When you are retrieving good output, you need to pack this up into a TSV file that we can import into Cytoscape. This is a little tricky with outputting a plain text file, because every line of returned text seems like a separate thing to XQuery, and eXist will throw an error when you try to save your output as a single file. To bind all the lines together so it can be read as one united piece of text, you need to position a string join() around the whole FLOWR and return, so that the concat() function in the return is actually the first argument in the string-join(), which then has the second argument be a line-feed (or hard-return) character. And one more thing! To make sure that the output is understood to be plain text and not the default XML format that eXist expects to be producing, just a "text/plain" assertion to the end of the xmldb:store() function. Here's a sort of abstract view of how that should look, with a little summary of what we have discussed so far. We decided to output lines of text containing four values: a source node, an edge, an edge attribute, and a target node. Here is the code from our advanced example using if-then-else statements. (Simpler code examples are saved in the newtfire eXist-dB in 2022Class-Examples.)

xquery version "3.0";
declare default element namespace "http://www.tei-c.org/ns/1.0"; 
declare variable $ThisFileContent:=
string-join(
   let $engdecameron := doc('/db/decameron/engDecameronTEI.xml')/*
   let $engpeople := [stuff]
   let $engdistinctPs := [stuff]
   for $edp in $engdistinctPs

      let $edgeType:=
         if (condition 1--the floating frames) 
               then "floatingFrame"
         else if (condition 2--the novellas) 
               then "novella"
         else "frame"
         
     let $edgeWeight:=
         if (condition 1--the floating frames) 
            then count(XPath-to-list-of-peers-in-floatingText)
      else if (condition 2--the novellas) 
            then count(XPath-to-list-of-peers-in-novellas)
      else count(XPath-to-all-the-other-peers-not-covered-in-the-other-conditions)
         
    let $peers:= 
      if (condition 1--the floating frames) 
            then distinct-values(XPath-to-list-of-peers-in-floatingText)
      else if (condition 2--the novellas) 
            then distinct-values(XPath-to-list-of-peers-in-novellas)
      else distinct-values(XPath-to-all-the-other-peers-not-covered-in-the-other-conditions)

      for $peer in $peers
      return
      concat($edp(:source node:), "&#x9;"(:tab character:), $edgeType(:shared interaction or edge:), "&#x9;", $edgeWeight, "&#x9;", $peer(:target node:)), "&#10;") ;

let $filename := "MyNetworkData.tsv"
let $doc-db-uri := xmldb:store("/db/myOutput", $filename, $ThisFileContent, "text/plain")
return $doc-db-uri
(: output at http://exist.newtfire.org/exist/rest/db/myOutput/MyNetworkData.tsv ) :)

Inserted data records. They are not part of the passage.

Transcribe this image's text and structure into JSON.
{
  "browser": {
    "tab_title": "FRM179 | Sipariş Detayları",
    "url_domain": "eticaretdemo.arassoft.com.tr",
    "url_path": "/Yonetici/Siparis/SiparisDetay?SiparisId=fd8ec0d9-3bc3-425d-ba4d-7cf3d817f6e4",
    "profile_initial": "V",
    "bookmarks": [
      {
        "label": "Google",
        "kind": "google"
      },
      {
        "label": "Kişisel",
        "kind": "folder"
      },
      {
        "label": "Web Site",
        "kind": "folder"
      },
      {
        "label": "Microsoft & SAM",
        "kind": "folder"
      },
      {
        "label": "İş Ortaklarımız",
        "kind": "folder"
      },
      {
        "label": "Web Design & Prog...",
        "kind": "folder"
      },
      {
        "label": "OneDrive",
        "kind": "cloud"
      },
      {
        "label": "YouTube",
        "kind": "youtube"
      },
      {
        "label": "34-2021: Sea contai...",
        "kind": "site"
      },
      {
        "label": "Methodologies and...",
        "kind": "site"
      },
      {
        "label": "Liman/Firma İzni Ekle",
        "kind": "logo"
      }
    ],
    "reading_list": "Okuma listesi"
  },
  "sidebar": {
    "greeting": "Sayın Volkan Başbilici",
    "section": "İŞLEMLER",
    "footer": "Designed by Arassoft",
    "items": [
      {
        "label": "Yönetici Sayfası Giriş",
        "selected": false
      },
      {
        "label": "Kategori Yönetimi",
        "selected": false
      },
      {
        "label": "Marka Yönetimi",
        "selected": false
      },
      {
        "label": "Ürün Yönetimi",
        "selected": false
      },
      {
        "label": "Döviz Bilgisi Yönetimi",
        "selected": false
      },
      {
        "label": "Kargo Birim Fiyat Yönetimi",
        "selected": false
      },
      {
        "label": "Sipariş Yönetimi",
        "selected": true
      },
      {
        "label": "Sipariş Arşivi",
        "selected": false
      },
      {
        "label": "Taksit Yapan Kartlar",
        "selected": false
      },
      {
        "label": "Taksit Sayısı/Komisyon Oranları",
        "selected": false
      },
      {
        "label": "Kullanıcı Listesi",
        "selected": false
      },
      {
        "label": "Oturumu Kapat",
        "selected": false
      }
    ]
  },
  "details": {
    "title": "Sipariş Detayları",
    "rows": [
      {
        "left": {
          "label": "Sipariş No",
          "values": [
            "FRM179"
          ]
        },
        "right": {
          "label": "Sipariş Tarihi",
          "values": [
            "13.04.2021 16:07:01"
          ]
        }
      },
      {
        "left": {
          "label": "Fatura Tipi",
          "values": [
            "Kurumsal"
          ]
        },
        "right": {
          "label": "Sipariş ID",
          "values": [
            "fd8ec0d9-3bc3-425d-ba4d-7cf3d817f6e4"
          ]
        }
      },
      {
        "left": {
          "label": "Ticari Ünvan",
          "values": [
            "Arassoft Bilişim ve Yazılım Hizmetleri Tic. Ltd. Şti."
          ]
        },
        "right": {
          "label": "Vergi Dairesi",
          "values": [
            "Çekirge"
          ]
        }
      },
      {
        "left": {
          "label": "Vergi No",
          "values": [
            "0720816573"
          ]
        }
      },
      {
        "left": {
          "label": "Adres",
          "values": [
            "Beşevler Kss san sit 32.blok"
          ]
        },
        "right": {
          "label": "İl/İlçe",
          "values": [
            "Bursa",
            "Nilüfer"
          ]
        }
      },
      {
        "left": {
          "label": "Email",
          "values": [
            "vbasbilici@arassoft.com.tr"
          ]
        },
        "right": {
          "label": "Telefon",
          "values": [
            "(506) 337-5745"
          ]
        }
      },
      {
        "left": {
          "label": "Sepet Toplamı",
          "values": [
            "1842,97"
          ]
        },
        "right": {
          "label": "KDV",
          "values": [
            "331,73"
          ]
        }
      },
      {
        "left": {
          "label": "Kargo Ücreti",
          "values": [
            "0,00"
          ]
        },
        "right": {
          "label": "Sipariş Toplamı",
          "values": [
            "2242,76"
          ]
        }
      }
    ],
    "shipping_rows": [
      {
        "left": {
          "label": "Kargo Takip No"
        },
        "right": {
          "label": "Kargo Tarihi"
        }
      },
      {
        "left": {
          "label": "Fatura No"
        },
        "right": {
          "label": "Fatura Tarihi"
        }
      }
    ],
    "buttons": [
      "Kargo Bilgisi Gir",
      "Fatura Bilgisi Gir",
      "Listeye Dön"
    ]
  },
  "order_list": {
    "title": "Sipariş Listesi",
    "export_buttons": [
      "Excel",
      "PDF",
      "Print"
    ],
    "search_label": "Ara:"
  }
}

View your data in the browser and you should be able to download it from there and save it locally (when prompted, save as all files instead of plain text, so your computer preserves the .tsv at the end and doesn’t add .txt to the file extension.) Or navigate your way to it in your output directory in eXist, and use the File menu there to download it.

Test your TSV: Import into Cytoscape

To make sure that your data is good and readable, we conclude this assignment by having you import your TSV file into Cytoscape. Follow the instructions for import in the Cytoscape Tutorial. If Cytoscape gives you a preliminary plot and a network table, you have successfully prepared a good TSV file to work with! If not, you may need to repair something in your XQuery. In the next assignment, we will work on processing your data in Cytoscape to calculate its network statistics and prepare meaningful and legible network visualizations.

What to submit

Upload your XQuery script (in a text file), and your output TSV file to the Canvas upload point for this assignment.